The Next Crisis.
Vanity Fair (UK), August 4, 1904
AUGUST 1.—Russian Volunteer Fleet attack and overpower British fishing-smack, the Hall Caine.
August 2.—The Pyedomosti, St. Petersburg, comments on the incident in a leader, and says that the Colossus of the North is never so terrible as when apparently beaten. The Daily Mail requests England to buck up. The Daily News says that if it had not been for Mr. Chamberlain’s proposed scheme of tariff reform, this could never have happened, and that now is the time for all good men to come to the aid of the party. The Times points out that the best information on fishing-smacks is to be found in the “Encyclopædia Britannica,” under the headings “Angling” (Vol. I.) and “Corporal Punishment” (Vol. III.).
August 3.—Profound excitement in the metropolis. Six City clerks, who had intended to club together to buy a paper-covered reprint of Tolstoi’s “Resurrection,” write to the Daily Mail to say that they mean to take a patriotic line and spend the money on Comic Cuts. Little Tich challenges Hackenschmidt. Mr. W. T. Stead goes to the London Pavilion wearing a Union Jack as a cummerbund, and is ejected for trying to induce Dan Leno to sing Rule Britannia. Hatchard’s book-shop seized by mob, which destroys all volumes bound in Russian leather. Russian cigarettes a drug on the market.

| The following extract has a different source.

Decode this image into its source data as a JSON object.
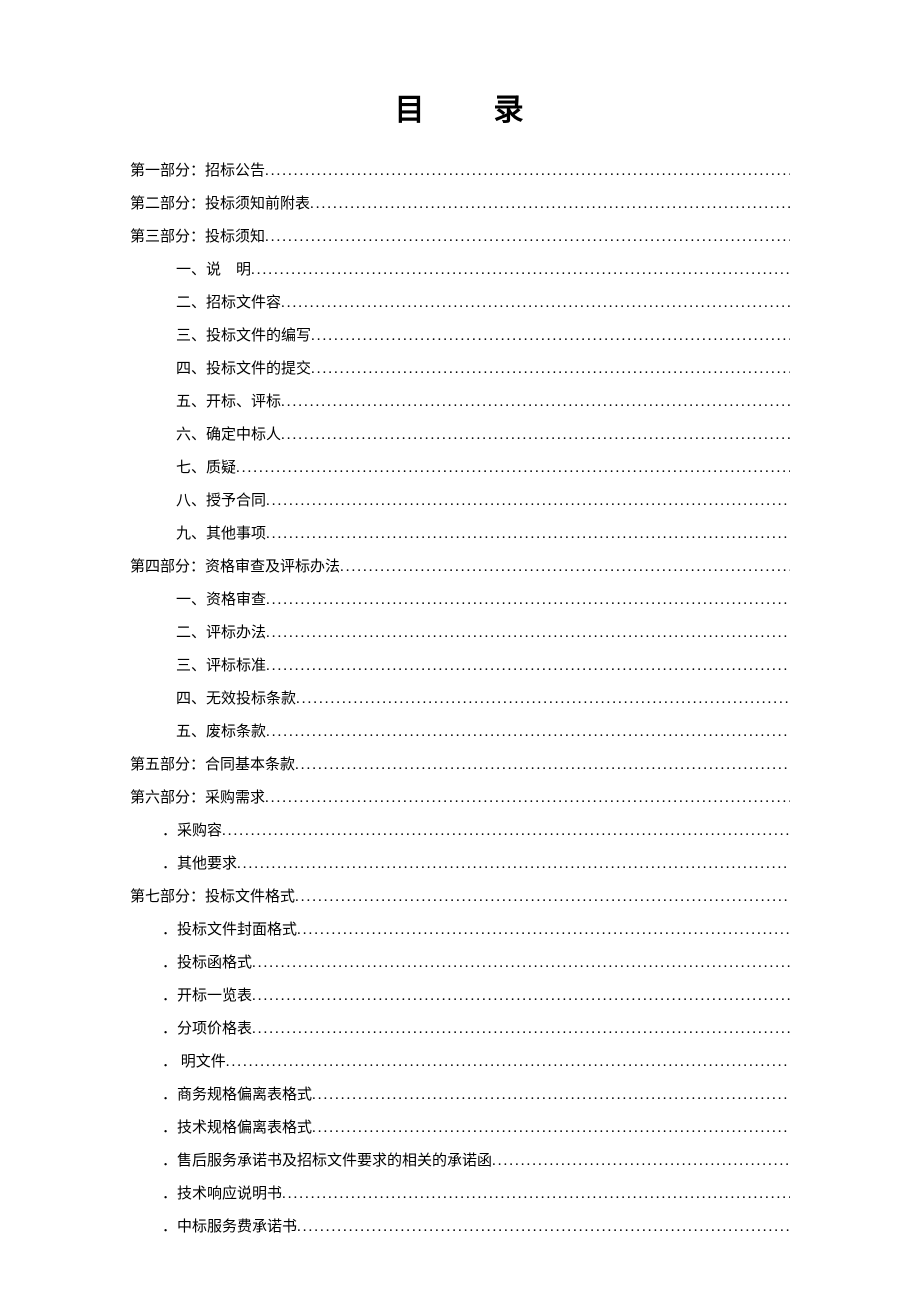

August 4.—Sir Henry Campbell-Bannerman asks Mr. Balfour in the House what he intends to do about the matter. Mr. Balfour says that this is the first he has heard of it. He adds that he never reads the papers. Later, he admits unofficially that he is bunkered, but will endeavour to get his friend Lansdowne to lend him a niblick.
August 5.—Dachshund called Czar assassinated in Kensington Gardens. Hackenschmidt takes refuge at the top of Nelson’s Column.
August 6.—In answer to Lord Lansdowne’s memorandum, the Russian Government replies “Boriskoff Ivanovitch thingumbobsky.” Profound sensation. Consols fall to 8½.
August 7.—Russian Ambassador asks for his papers. On enquiry, it appears that the newsboy has left them at the wrong house.
August 8.—Russia restores the Hall Caine, explains that it was all a lark, and accuses England of having no sense of humour.
Published unsigned in Vanity Fair; entered by Wodehouse in Money Received for Literary Work.
Hall Caine was a prolific author of fiction, much of it romantic, which sold well in its day but was criticized for its lack of literary quality; his works are mostly forgotten today except on the Isle of Man, where he lived and set many stories. Wodehouse joked about him dozens of times; use the search box on our Home page to find links to articles and commentary mentioning him.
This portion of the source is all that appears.